Talks were under way to try to persuade the ultra-Orthodox Shas, which has 17 seats in the Knesset, to remain rather than undermine the government at a potentially crucial point in the peace process by shrinking Mr Barak's support in the 120-seat Knesset to 51 MPs.
Shas said it was angered by the government's failure to fund the party's hopelessly bankrupt education and welfare system. Yesterday it agreed to a request from Mr Barak to suspend its walk-out for 24 hours, which suggested a deal will be brokered.
If Shas sticks by its decision, the government is unlikely to fall, as it can muster support from among parties outside the coalition - the six- member secular Shinui party has already offered to step into Shas' shoes. But it weakens Mr Barak's hand and complicates the peace talks when there appears to be progress on several fronts, albeit fragile.
Perhaps the biggest worry for Mr Barak is the impact of a Shas defection on the Syrian talks. Any accord involving the return of the Golan Heights, which Syria demands as a prerequisite to a deal, will go before the Knesset. If approved, it will be put to a referendum, in what some expect to be the most bitter internal battle in Israel's political history.
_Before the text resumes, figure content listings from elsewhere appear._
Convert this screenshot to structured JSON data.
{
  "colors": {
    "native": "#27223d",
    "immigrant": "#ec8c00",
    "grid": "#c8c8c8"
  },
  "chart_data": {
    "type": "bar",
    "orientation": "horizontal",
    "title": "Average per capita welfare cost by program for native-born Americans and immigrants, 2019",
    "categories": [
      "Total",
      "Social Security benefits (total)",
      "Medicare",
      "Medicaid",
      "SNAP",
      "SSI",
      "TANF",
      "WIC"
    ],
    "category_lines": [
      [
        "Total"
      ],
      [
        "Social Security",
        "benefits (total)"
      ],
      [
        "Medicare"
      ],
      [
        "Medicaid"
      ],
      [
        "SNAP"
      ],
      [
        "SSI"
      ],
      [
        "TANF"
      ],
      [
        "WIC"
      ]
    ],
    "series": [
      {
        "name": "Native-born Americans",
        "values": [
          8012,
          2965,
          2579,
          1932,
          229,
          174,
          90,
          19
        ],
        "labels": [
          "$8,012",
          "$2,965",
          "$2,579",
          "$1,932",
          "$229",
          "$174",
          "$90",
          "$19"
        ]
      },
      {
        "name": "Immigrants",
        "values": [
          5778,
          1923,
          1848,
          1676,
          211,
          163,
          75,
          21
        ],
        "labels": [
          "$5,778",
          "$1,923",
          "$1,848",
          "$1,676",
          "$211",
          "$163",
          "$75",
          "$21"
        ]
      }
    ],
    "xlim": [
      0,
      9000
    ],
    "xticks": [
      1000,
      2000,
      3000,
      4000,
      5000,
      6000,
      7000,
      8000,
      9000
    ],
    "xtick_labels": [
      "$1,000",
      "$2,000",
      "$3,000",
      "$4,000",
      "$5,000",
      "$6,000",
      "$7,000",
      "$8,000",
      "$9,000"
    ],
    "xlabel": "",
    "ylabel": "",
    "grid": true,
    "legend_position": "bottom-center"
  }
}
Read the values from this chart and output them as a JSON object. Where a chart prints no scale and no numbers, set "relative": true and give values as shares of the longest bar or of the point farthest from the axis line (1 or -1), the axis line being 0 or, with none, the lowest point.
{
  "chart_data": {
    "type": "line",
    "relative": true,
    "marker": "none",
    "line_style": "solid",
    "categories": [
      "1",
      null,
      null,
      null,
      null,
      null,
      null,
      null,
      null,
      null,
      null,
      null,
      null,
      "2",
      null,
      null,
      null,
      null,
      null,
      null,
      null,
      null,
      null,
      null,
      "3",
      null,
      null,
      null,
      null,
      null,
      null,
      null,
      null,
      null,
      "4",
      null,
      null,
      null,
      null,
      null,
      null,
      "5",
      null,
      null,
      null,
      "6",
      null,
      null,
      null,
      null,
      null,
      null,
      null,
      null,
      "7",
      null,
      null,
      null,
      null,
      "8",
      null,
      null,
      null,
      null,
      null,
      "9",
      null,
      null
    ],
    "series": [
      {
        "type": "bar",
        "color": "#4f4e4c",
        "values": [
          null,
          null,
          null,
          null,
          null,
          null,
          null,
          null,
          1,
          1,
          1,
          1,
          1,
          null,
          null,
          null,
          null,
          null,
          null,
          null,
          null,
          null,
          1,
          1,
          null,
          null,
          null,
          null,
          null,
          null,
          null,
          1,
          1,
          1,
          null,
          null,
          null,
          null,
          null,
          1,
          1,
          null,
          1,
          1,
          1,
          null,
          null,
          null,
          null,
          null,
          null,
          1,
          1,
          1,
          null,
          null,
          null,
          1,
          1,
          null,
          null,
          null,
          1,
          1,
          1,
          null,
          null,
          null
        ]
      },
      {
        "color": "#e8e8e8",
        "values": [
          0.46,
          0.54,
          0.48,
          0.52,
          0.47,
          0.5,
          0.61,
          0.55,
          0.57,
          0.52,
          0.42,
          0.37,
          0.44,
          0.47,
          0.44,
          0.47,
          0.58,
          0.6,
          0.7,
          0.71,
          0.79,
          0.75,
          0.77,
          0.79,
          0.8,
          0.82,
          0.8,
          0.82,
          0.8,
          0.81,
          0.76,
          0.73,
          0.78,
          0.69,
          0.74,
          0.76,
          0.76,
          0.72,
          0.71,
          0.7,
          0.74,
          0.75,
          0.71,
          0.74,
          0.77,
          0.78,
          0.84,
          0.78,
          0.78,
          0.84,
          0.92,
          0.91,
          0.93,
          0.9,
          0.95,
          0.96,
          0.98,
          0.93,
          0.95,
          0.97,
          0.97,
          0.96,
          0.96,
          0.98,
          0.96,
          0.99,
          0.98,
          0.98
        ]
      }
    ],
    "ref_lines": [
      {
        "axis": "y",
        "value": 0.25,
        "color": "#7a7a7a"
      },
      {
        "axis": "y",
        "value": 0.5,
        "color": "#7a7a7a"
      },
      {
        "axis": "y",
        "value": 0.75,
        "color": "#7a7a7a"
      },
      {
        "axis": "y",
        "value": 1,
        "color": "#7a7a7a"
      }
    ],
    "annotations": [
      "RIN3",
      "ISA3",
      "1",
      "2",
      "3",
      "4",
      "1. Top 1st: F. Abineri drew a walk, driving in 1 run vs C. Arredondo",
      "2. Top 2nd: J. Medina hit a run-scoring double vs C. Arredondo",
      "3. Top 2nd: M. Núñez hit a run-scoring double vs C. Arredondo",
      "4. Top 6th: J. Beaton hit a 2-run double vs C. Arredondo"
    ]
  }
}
Shas has held back from committing itself to a position, in the hope of squeezing more concessions from the government. But if it leaves the coalition and comes out against a Golan withdrawal, Mr Barak will struggle to secure the referendum majority his government must achieve to survive. Nearly 431,000 people voted for Shas in this year's election, making it the third-largest party in the Knesset.
Efraim Inbar, a specialist in Israeli politics at Bar-Ilan University, said: "There is a good chance of it being resolved, but if this goes on we might very well see the beginning of the end for the Barak government. He cannot go on with the peace process if he doesn't have a large consensus behind him."